Maurice Pope (1926 – 2019)
It was with great sadness that the BSA learnt of the death of Maurice Pope on 1 August 2019 aged 93. His association with the BSA goes back to the early 1950s and, in recent years, he was a generous supporter.
After completing his degree in Cambridge, Maurice Pope began his academic career in South Africa as Assistant Lecturer at the University of Cape Town, becoming Lecturer in 1952 and Professor in 1957, in succession to George Goold. He first came to the BSA in the 1953-54 academic year, during which he worked with Sinclair Hood at Emborio on Chios, pioneering aqualung off-shore exploration. Among his colleagues on that project were Sir John Boardman and Michael and Lois Ventris. In collaboration with Goold, he began work on the undeciphered Linear A script, and presented their results to the London Mycenaean Seminar in 1955, published jointly that same year as The Cretan Linear A Script: Preliminary Investigations into the Cretan Linear A Script (Cape Town). Pope continued to work on Linear A, publishing two articles in the Annual of the BSA, in 1956 (“Cretan Axe-Heads with Linear A Inscriptions”) and 1960 (“The Cretulae and the Linear A Accounting System”). He spent two subsequent periods in Greece working on Linear A – in 1957 (when this photograph was taken) and 1964, when he also collaborated with Jacques Raison, with whom he published the first systematic corpus of the script in 1980: Corpus transnuméré du linéaire A (Louvain-La-Neuve). His interest in decipherment inspired him to publish in 1975 The Story of Archaeological Decipherment: From Egyptian Hieroglyphs to Linear B (Thames & Hudson), the book by which he is probably most widely known, updated in 1999 as The Story of Decipherment: From Egyptian Hieroglyphs to Maya script (Thames and Hudson) to take proper account of the Maya decipherment.

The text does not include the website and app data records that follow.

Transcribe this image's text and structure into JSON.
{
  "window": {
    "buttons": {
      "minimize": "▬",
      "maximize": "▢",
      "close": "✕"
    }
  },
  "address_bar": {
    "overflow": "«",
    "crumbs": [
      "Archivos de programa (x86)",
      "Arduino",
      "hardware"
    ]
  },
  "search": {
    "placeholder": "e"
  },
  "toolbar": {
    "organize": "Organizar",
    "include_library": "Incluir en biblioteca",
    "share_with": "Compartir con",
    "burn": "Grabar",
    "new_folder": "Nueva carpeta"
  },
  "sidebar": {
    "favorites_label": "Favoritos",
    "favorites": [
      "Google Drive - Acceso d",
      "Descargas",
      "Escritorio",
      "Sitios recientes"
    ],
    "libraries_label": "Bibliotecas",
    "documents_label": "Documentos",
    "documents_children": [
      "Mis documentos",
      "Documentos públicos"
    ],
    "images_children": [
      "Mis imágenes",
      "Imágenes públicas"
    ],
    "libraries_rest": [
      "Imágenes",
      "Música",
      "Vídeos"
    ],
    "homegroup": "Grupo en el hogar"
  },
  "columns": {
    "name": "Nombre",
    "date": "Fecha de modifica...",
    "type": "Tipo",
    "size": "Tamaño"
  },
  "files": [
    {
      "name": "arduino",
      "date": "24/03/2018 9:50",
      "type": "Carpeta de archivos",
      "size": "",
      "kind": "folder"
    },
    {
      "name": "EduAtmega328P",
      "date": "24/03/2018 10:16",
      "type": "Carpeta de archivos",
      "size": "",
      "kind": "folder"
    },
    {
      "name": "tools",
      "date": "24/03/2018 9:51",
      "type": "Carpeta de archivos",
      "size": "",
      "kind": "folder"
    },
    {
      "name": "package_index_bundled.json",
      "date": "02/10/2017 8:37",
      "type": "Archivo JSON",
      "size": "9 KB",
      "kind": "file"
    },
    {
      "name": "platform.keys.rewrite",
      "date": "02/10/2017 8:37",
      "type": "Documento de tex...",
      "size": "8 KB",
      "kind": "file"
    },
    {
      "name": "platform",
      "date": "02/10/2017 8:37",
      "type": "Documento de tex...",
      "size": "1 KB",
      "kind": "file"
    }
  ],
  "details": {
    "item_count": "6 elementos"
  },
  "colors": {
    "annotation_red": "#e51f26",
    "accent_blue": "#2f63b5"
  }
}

Pope resigned his post at Cape Town in 1968 over the then-apartheid government’s interference in an appointment and moved to Oxford. From there he continued to travel widely with his wife, Johanna, and their six children. Nearly two decades ago he and Johanna moved to Normandy, to a beautiful house in the Calvados region.
Pope’s memoirs, published in a second edition last year under the title Amateur (http://bit.ly/AmateurByMWMPope), give a vivid sense of him as a man of broad learning and wide experience, principled and intellectually open-minded, who was devoted to his family, to whom we send our sincere condolences.